If the recent pandemic has taught us anything, it’s that hand washing and good hygiene are integral to good health. Even before COVID-19, hand sanitizer was ever-present in public settings and at work. The importance of cleanliness in hospitals is amplified even more. Hospitals provide medical services, surgeries, and care for all manner of illness. Every day, they admit patients with illness and disease. If a hospital was not kept clean, it would quickly become a hotbed of uncontained and communicable diseases, and many sick people would avoid treatment altogether.

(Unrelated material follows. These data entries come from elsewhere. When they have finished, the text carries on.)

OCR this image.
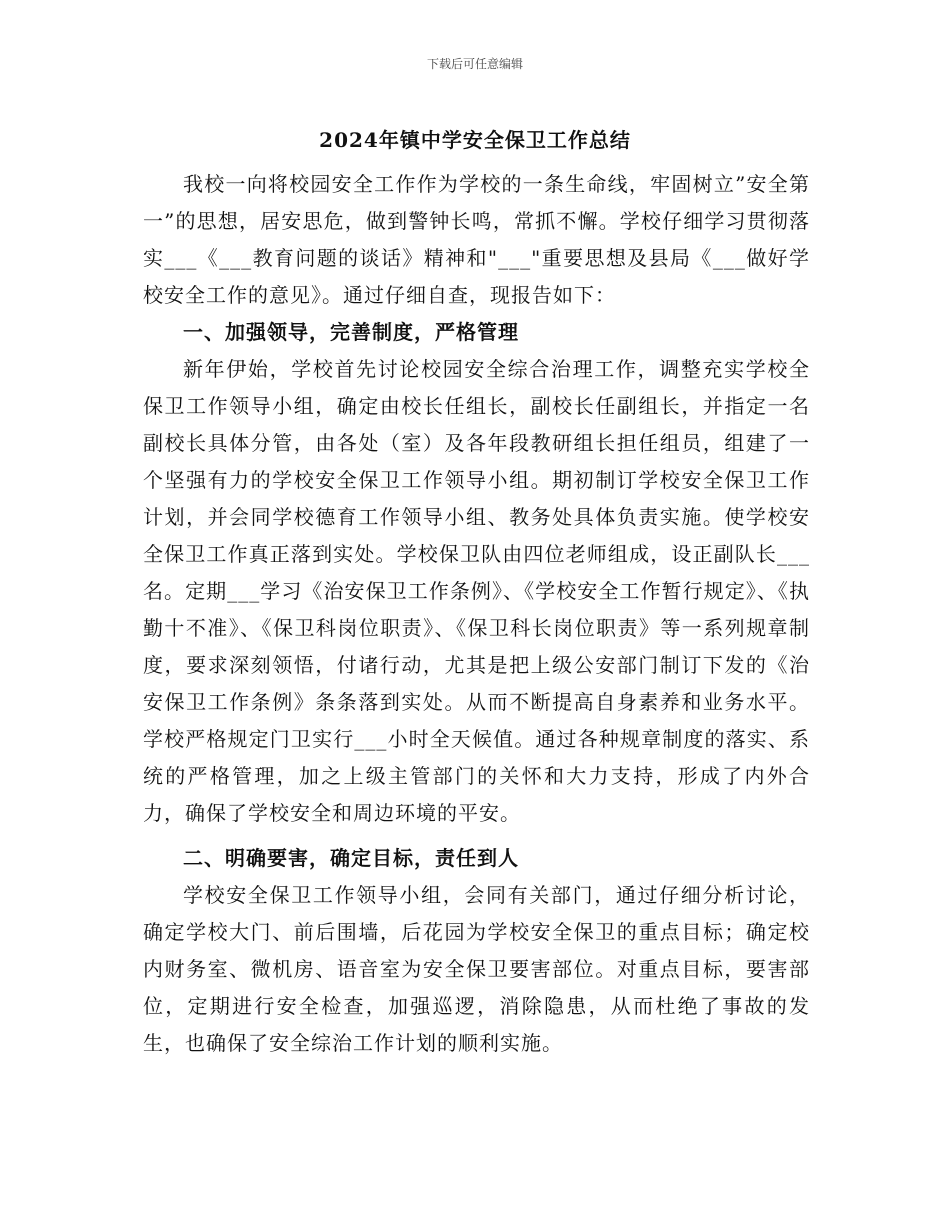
下载后可任意编辑
2024年镇中学安全保卫工作总结

我校一向将校园安全工作作为学校的一条生命线，牢固树立”安全第一”的思想，居安思危，做到警钟长鸣，常抓不懈。学校仔细学习贯彻落实___《___教育问题的谈话》精神和"___"重要思想及县局《___做好学校安全工作的意见》。通过仔细自查，现报告如下：

一、加强领导，完善制度，严格管理

新年伊始，学校首先讨论校园安全综合治理工作，调整充实学校全保卫工作领导小组，确定由校长任组长，副校长任副组长，并指定一名副校长具体分管，由各处（室）及各年段教研组长担任组员，组建了一个坚强有力的学校安全保卫工作领导小组。期初制订学校安全保卫工作计划，并会同学校德育工作领导小组、教务处具体负责实施。使学校安全保卫工作真正落到实处。学校保卫队由四位老师组成，设正副队长___名。定期___学习《治安保卫工作条例》、《学校安全工作暂行规定》、《执勤十不准》、《保卫科岗位职责》、《保卫科长岗位职责》等一系列规章制度，要求深刻领悟，付诸行动，尤其是把上级公安部门制订下发的《治安保卫工作条例》条条落到实处。从而不断提高自身素养和业务水平。学校严格规定门卫实行___小时全天候值。通过各种规章制度的落实、系统的严格管理，加之上级主管部门的关怀和大力支持，形成了内外合力，确保了学校安全和周边环境的平安。

二、明确要害，确定目标，责任到人

学校安全保卫工作领导小组，会同有关部门，通过仔细分析讨论，确定学校大门、前后围墙，后花园为学校安全保卫的重点目标；确定校内财务室、微机房、语音室为安全保卫要害部位。对重点目标，要害部位，定期进行安全检查，加强巡逻，消除隐患，从而杜绝了事故的发生，也确保了安全综治工作计划的顺利实施。
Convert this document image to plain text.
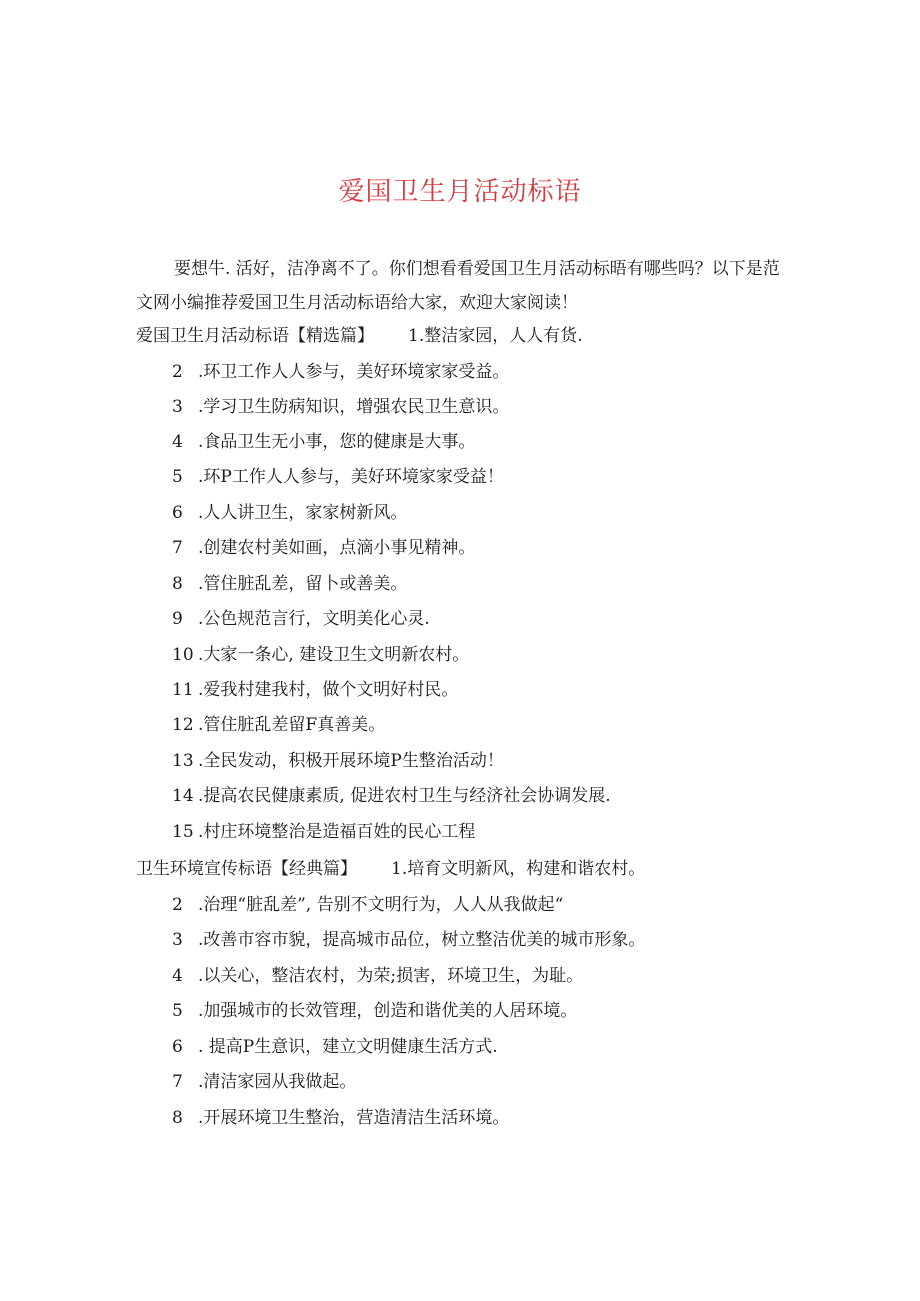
爱国卫生月活动标语
要想牛. 活好，洁净离不了。你们想看看爱国卫生月活动标晤有哪些吗？以下是范文网小编推荐爱国卫生月活动标语给大家，欢迎大家阅读！
爱国卫生月活动标语【精选篇】 1.整洁家园，人人有货.
2 .环卫工作人人参与，美好环境家家受益。
3 .学习卫生防病知识，增强农民卫生意识。
4 .食品卫生无小事，您的健康是大事。
5 .环P工作人人参与，美好环境家家受益！
6 .人人讲卫生，家家树新风。
7 .创建农村美如画，点滴小事见精神。
8 .管住脏乱差，留卜或善美。
9 .公色规范言行，文明美化心灵.
10 .大家一条心, 建设卫生文明新农村。
11 .爱我村建我村，做个文明好村民。
12 .管住脏乱差留F真善美。
13 .全民发动，积极开展环境P生整治活动！
14 .提高农民健康素质, 促进农村卫生与经济社会协调发展.
15 .村庄环境整治是造福百姓的民心工程
卫生环境宣传标语【经典篇】 1.培育文明新风，构建和谐农村。
2 .治理“脏乱差”, 告别不文明行为，人人从我做起“
3 .改善市容市貌，提高城市品位，树立整洁优美的城市形象。
4 .以关心，整洁农村，为荣;损害，环境卫生，为耻。
5 .加强城市的长效管理，创造和谐优美的人居环境。
6 . 提高P生意识，建立文明健康生活方式.
7 .清洁家园从我做起。
8 .开展环境卫生整治，营造清洁生活环境。
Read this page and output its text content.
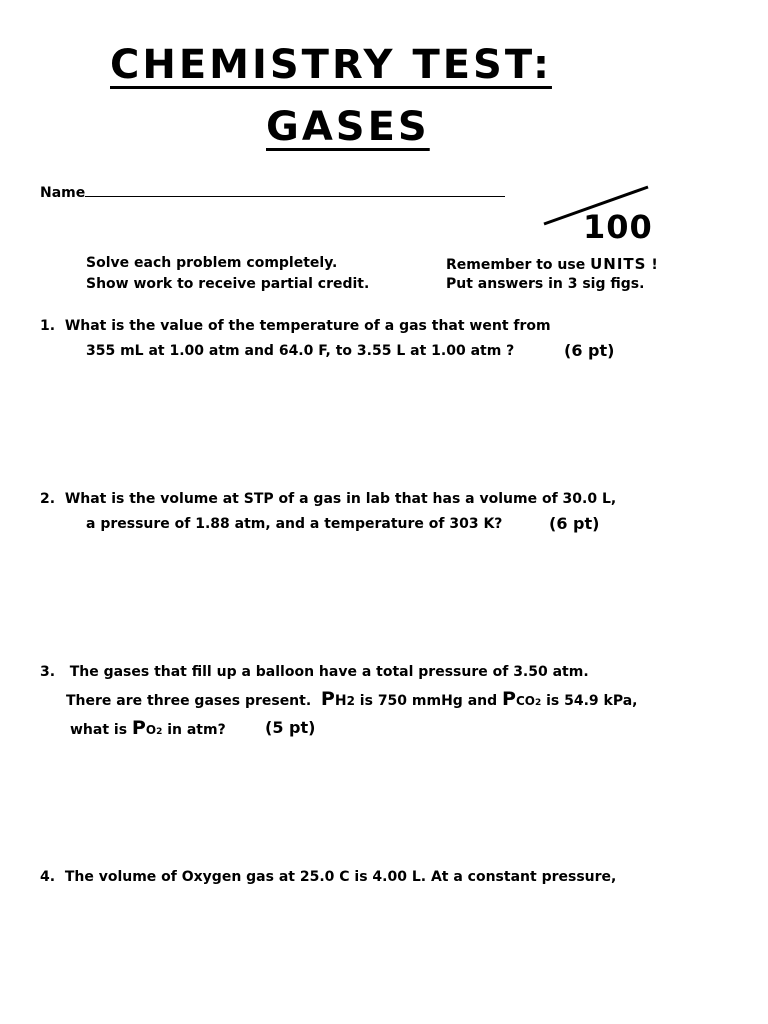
CHEMISTRY TEST:
GASES
Name
100
Solve each problem completely.
Show work to receive partial credit.
Remember to use UNITS !
Put answers in 3 sig figs.
1. What is the value of the temperature of a gas that went from
355 mL at 1.00 atm and 64.0 F, to 3.55 L at 1.00 atm ?	(6 pt)
2. What is the volume at STP of a gas in lab that has a volume of 30.0 L,
a pressure of 1.88 atm, and a temperature of 303 K?	(6 pt)
3. The gases that fill up a balloon have a total pressure of 3.50 atm.
There are three gases present. PH2 is 750 mmHg and PCO2 is 54.9 kPa,
what is PO2 in atm? (5 pt)
4. The volume of Oxygen gas at 25.0 C is 4.00 L. At a constant pressure,
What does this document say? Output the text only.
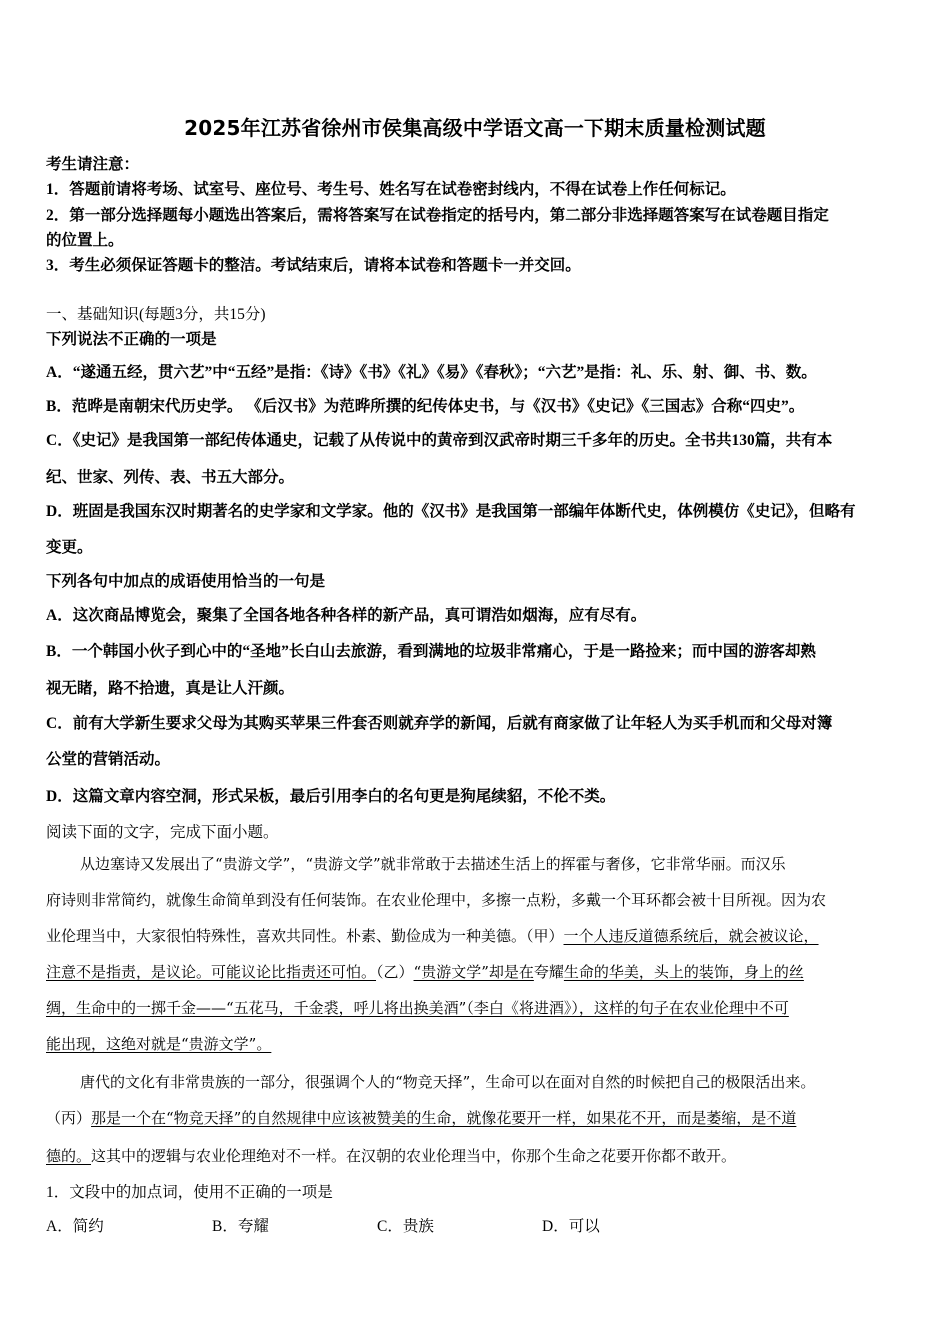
2025年江苏省徐州市侯集高级中学语文高一下期末质量检测试题
考生请注意：
1．答题前请将考场、试室号、座位号、考生号、姓名写在试卷密封线内，不得在试卷上作任何标记。
2．第一部分选择题每小题选出答案后，需将答案写在试卷指定的括号内，第二部分非选择题答案写在试卷题目指定
的位置上。
3．考生必须保证答题卡的整洁。考试结束后，请将本试卷和答题卡一并交回。
一、基础知识(每题3分，共15分)
下列说法不正确的一项是
A．“遂通五经，贯六艺”中“五经”是指：《诗》《书》《礼》《易》《春秋》；“六艺”是指：礼、乐、射、御、书、数。
B．范晔是南朝宋代历史学。 《后汉书》为范晔所撰的纪传体史书，与《汉书》《史记》《三国志》合称“四史”。
C．《史记》是我国第一部纪传体通史，记载了从传说中的黄帝到汉武帝时期三千多年的历史。全书共130篇，共有本
纪、世家、列传、表、书五大部分。
D．班固是我国东汉时期著名的史学家和文学家。他的《汉书》是我国第一部编年体断代史，体例模仿《史记》，但略有
变更。
下列各句中加点的成语使用恰当的一句是
A．这次商品博览会，聚集了全国各地各种各样的新产品，真可谓浩如烟海，应有尽有。
B．一个韩国小伙子到心中的“圣地”长白山去旅游，看到满地的垃圾非常痛心，于是一路捡来；而中国的游客却熟
视无睹，路不拾遗，真是让人汗颜。
C．前有大学新生要求父母为其购买苹果三件套否则就弃学的新闻，后就有商家做了让年轻人为买手机而和父母对簿
公堂的营销活动。
D．这篇文章内容空洞，形式呆板，最后引用李白的名句更是狗尾续貂，不伦不类。
阅读下面的文字，完成下面小题。
从边塞诗又发展出了“贵游文学”，“贵游文学”就非常敢于去描述生活上的挥霍与奢侈，它非常华丽。而汉乐
府诗则非常简约，就像生命简单到没有任何装饰。在农业伦理中，多擦一点粉，多戴一个耳环都会被十目所视。因为农
业伦理当中，大家很怕特殊性，喜欢共同性。朴素、勤俭成为一种美德。（甲）一个人违反道德系统后，就会被议论，
注意不是指责，是议论。可能议论比指责还可怕。（乙）“贵游文学”却是在夸耀生命的华美，头上的装饰，身上的丝
绸，生命中的一掷千金——“五花马，千金裘，呼儿将出换美酒”（李白《将进酒》），这样的句子在农业伦理中不可
能出现，这绝对就是“贵游文学”。
唐代的文化有非常贵族的一部分，很强调个人的“物竞天择”，生命可以在面对自然的时候把自己的极限活出来。
（丙）那是一个在“物竞天择”的自然规律中应该被赞美的生命，就像花要开一样，如果花不开，而是萎缩，是不道
德的。这其中的逻辑与农业伦理绝对不一样。在汉朝的农业伦理当中，你那个生命之花要开你都不敢开。
1．文段中的加点词，使用不正确的一项是
A．简约	B．夸耀	C．贵族	D．可以
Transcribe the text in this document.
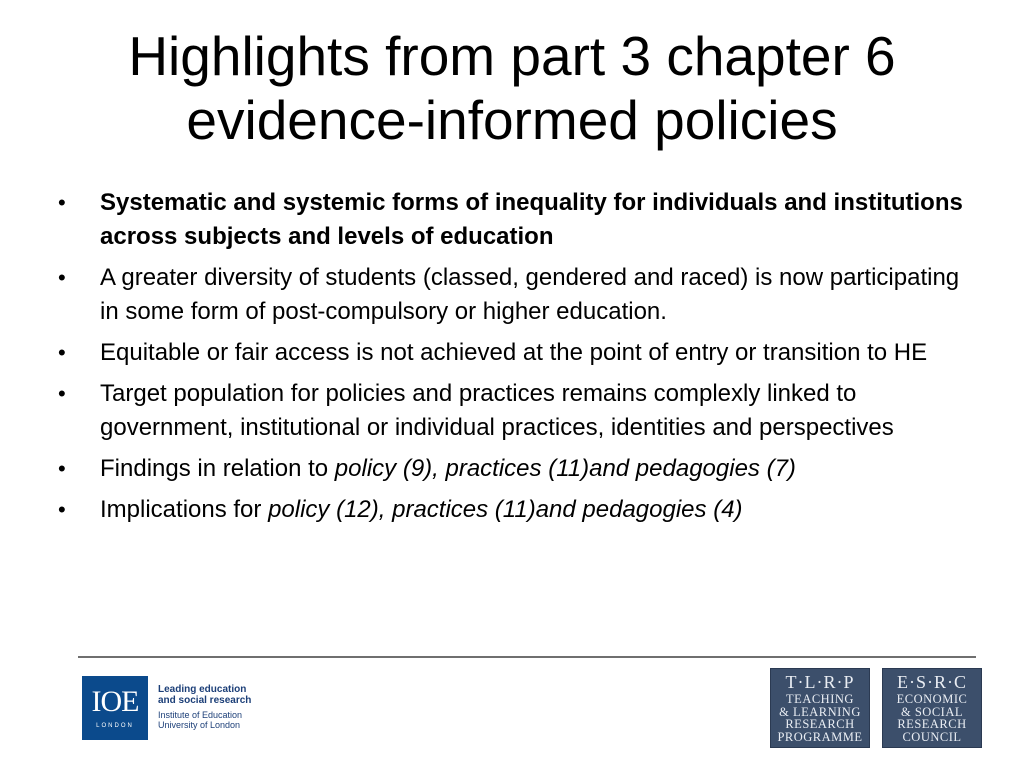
Highlights from part 3 chapter 6
evidence-informed policies
•	Systematic and systemic forms of inequality for individuals and institutions across subjects and levels of education
•	A greater diversity of students (classed, gendered and raced) is now participating in some form of post-compulsory or higher education.
•	Equitable or fair access is not achieved at the point of entry or transition to HE
•	Target population for policies and practices remains complexly linked to government, institutional or individual practices, identities and perspectives
•	Findings in relation to policy (9), practices (11)and pedagogies (7)
•	Implications for policy (12), practices (11)and pedagogies (4)
IOE
LONDON
Leading education
and social research
Institute of Education
University of London
T·L·R·P
TEACHING
& LEARNING
RESEARCH
PROGRAMME
E·S·R·C
ECONOMIC
& SOCIAL
RESEARCH
COUNCIL
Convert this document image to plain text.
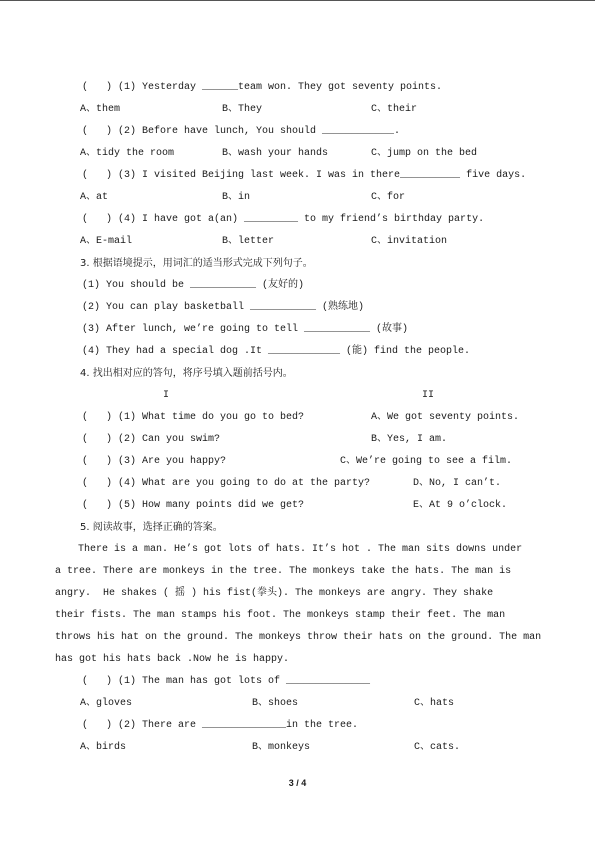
(   ) (1) Yesterday ______team won. They got seventy points.
A、them	B、They	C、their
(   ) (2) Before have lunch, You should ____________.
A、tidy the room	B、wash your hands	C、jump on the bed
(   ) (3) I visited Beijing last week. I was in there__________ five days.
A、at	B、in	C、for
(   ) (4) I have got a(an) _________ to my friend’s birthday party.
A、E-mail	B、letter	C、invitation
3. 根据语境提示，用词汇的适当形式完成下列句子。
(1) You should be ___________ (友好的)
(2) You can play basketball ___________ (熟练地)
(3) After lunch, we’re going to tell ___________ (故事)
(4) They had a special dog .It ____________ (能) find the people.
4. 找出相对应的答句，将序号填入题前括号内。
I	II
(   ) (1) What time do you go to bed?	A、We got seventy points.
(   ) (2) Can you swim?	B、Yes, I am.
(   ) (3) Are you happy?	C、We’re going to see a film.
(   ) (4) What are you going to do at the party?	D、No, I can’t.
(   ) (5) How many points did we get?	E、At 9 o’clock.
5. 阅读故事，选择正确的答案。
There is a man. He’s got lots of hats. It’s hot . The man sits downs under
a tree. There are monkeys in the tree. The monkeys take the hats. The man is
angry.  He shakes ( 摇 ) his fist(拳头). The monkeys are angry. They shake
their fists. The man stamps his foot. The monkeys stamp their feet. The man
throws his hat on the ground. The monkeys throw their hats on the ground. The man
has got his hats back .Now he is happy.
(   ) (1) The man has got lots of ______________
A、gloves	B、shoes	C、hats
(   ) (2) There are ______________in the tree.
A、birds	B、monkeys	C、cats.
3 / 4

Infectious Diseases Abound
Infections in a hospital can spread from patient to nurse to doctor and on and on. There are many layers of protection in hospitals to help prevent the spread of disease and germs. The microbes responsible for hospital-acquired infections usually provoke severe illness and are resistant to more conventional antibiotics. Germs such as pseudomonas Klebsiella that produce grave illnesses are implicated in nosocomial infections (toxins that exist in a certain location). Therefore, it’s important for all concerned to be aware of the infections and take precautions to prevent them. Hospitalized patients are more prone to these infections compared to outpatients who come in for a short visit. Immunocompromised patients get infections easily and in more severe form. To prevent this, the hospital will keep beds separate, change sheets often, use antibiotic wipes, and clean constantly.
Medical Devices Need Sanitizing
In hospitals, many medical devices come into contact with patients. Those devices can spread illness quickly if not cleaned after each use. The probe on an ultrasound machine touches the skin of a patient to create the image. If that probe isn’t cleaned properly after a patient’s procedure, any germs present will transfer to the next patient. CT scans, x-ray machines, examination tables, and crash carts all run the same risk of transmitting diseases from one person to another, including the hospital staff.
Impressions Matter
The importance of cleanliness in hospitals goes beyond patient rooms and operating rooms. The appearance that the hospital displays to the public matters, as does the public’s perception of that appearance. If people begin to think that a hospital isn’t clean and looks shabby, then people will avoid going there because the facility imparts a negative impression. Right or wrong, it’s a reality for hospitals. The waiting rooms, public restrooms, and cafeteria should all be as clean as the emergency room.